To prevent payment fraud, the Licensor uses the "Stripe Radar" service provided by Stripe Payments Europe Limited. During the order process, Stripe Radar analyses technical features of the transaction (including IP address, device information, card data) and assesses the fraud risk automatically. In the case of elevated risk, the Licensor may decline or postpone the transaction.
Legal basis is Art. 6 (1) (f) GDPR (legitimate interest in preventing payment fraud). Where the automated decision leads to a rejection having legal effect for the Licensee, the Licensee has the right to manual review, to state their point of view and to contest the decision (Art. 22 (3) GDPR). Such requests may be sent to help@starks.design.
Further information on data processing by Stripe can be found in the privacy policy and at stripe.com/privacy.

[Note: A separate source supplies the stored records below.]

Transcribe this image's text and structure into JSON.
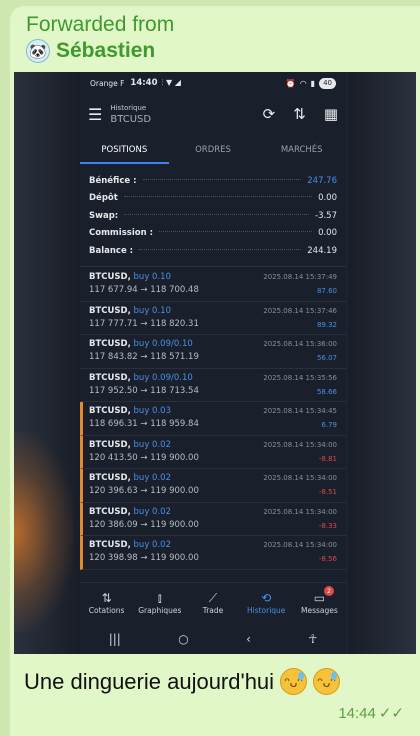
{
  "forward": {
    "label": "Forwarded from",
    "sender": "Sébastien",
    "avatar_icon": "panda-avatar-icon"
  },
  "status_bar": {
    "carrier": "Orange F",
    "time": "14:40",
    "battery": "40"
  },
  "app_bar": {
    "subtitle": "Historique",
    "symbol": "BTCUSD"
  },
  "tabs": [
    "POSITIONS",
    "ORDRES",
    "MARCHÉS"
  ],
  "summary": [
    {
      "label": "Bénéfice :",
      "value": "247.76",
      "accent": "#4a8fe6"
    },
    {
      "label": "Dépôt",
      "value": "0.00"
    },
    {
      "label": "Swap:",
      "value": "-3.57"
    },
    {
      "label": "Commission :",
      "value": "0.00"
    },
    {
      "label": "Balance :",
      "value": "244.19"
    }
  ],
  "deals": [
    {
      "symbol": "BTCUSD,",
      "side": "buy 0.10",
      "prices": "117 677.94 → 118 700.48",
      "date": "2025.08.14 15:37:49",
      "profit": "87.60",
      "sign": "pos",
      "marked": false
    },
    {
      "symbol": "BTCUSD,",
      "side": "buy 0.10",
      "prices": "117 777.71 → 118 820.31",
      "date": "2025.08.14 15:37:46",
      "profit": "89.32",
      "sign": "pos",
      "marked": false
    },
    {
      "symbol": "BTCUSD,",
      "side": "buy 0.09/0.10",
      "prices": "117 843.82 → 118 571.19",
      "date": "2025.08.14 15:36:00",
      "profit": "56.07",
      "sign": "pos",
      "marked": false
    },
    {
      "symbol": "BTCUSD,",
      "side": "buy 0.09/0.10",
      "prices": "117 952.50 → 118 713.54",
      "date": "2025.08.14 15:35:56",
      "profit": "58.66",
      "sign": "pos",
      "marked": false
    },
    {
      "symbol": "BTCUSD,",
      "side": "buy 0.03",
      "prices": "118 696.31 → 118 959.84",
      "date": "2025.08.14 15:34:45",
      "profit": "6.79",
      "sign": "pos",
      "marked": true
    },
    {
      "symbol": "BTCUSD,",
      "side": "buy 0.02",
      "prices": "120 413.50 → 119 900.00",
      "date": "2025.08.14 15:34:00",
      "profit": "-8.81",
      "sign": "neg",
      "marked": true
    },
    {
      "symbol": "BTCUSD,",
      "side": "buy 0.02",
      "prices": "120 396.63 → 119 900.00",
      "date": "2025.08.14 15:34:00",
      "profit": "-8.51",
      "sign": "neg",
      "marked": true
    },
    {
      "symbol": "BTCUSD,",
      "side": "buy 0.02",
      "prices": "120 386.09 → 119 900.00",
      "date": "2025.08.14 15:34:00",
      "profit": "-8.33",
      "sign": "neg",
      "marked": true
    },
    {
      "symbol": "BTCUSD,",
      "side": "buy 0.02",
      "prices": "120 398.98 → 119 900.00",
      "date": "2025.08.14 15:34:00",
      "profit": "-8.56",
      "sign": "neg",
      "marked": true
    }
  ],
  "bottom_nav": [
    {
      "label": "Cotations",
      "icon": "arrows-updown-icon"
    },
    {
      "label": "Graphiques",
      "icon": "candles-icon"
    },
    {
      "label": "Trade",
      "icon": "trend-line-icon"
    },
    {
      "label": "Historique",
      "icon": "history-icon",
      "active": true
    },
    {
      "label": "Messages",
      "icon": "chat-icon",
      "badge": "2"
    }
  ],
  "message": {
    "text": "Une dinguerie aujourd'hui",
    "time": "14:44"
  }
}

Should individual provisions of this contract be or become invalid or unenforceable, the validity of the remainder of the contract shall remain unaffected.
The laws of the Federal Republic of Germany apply to the exclusion of the UN Convention on Contracts for the International Sale of Goods and to the exclusion of the conflict-of-laws rules of private international law.
If the Licensee is a merchant, a legal entity under public law or a public-law special fund, or has no general place of jurisdiction in Germany, the exclusive place of jurisdiction is Kempten (Allgäu), Germany — the Kempten Local Court or the Kempten Regional Court have jurisdiction.
Vis-à-vis consumers (§ 13 BGB), the statutory rules on jurisdiction and mandatory consumer law of the country of habitual residence apply (Art. 6 Rome I Regulation, Art. 17–19 Brussels I bis Regulation, § 29c ZPO). In particular, consumers may enforce their rights at their general place of jurisdiction.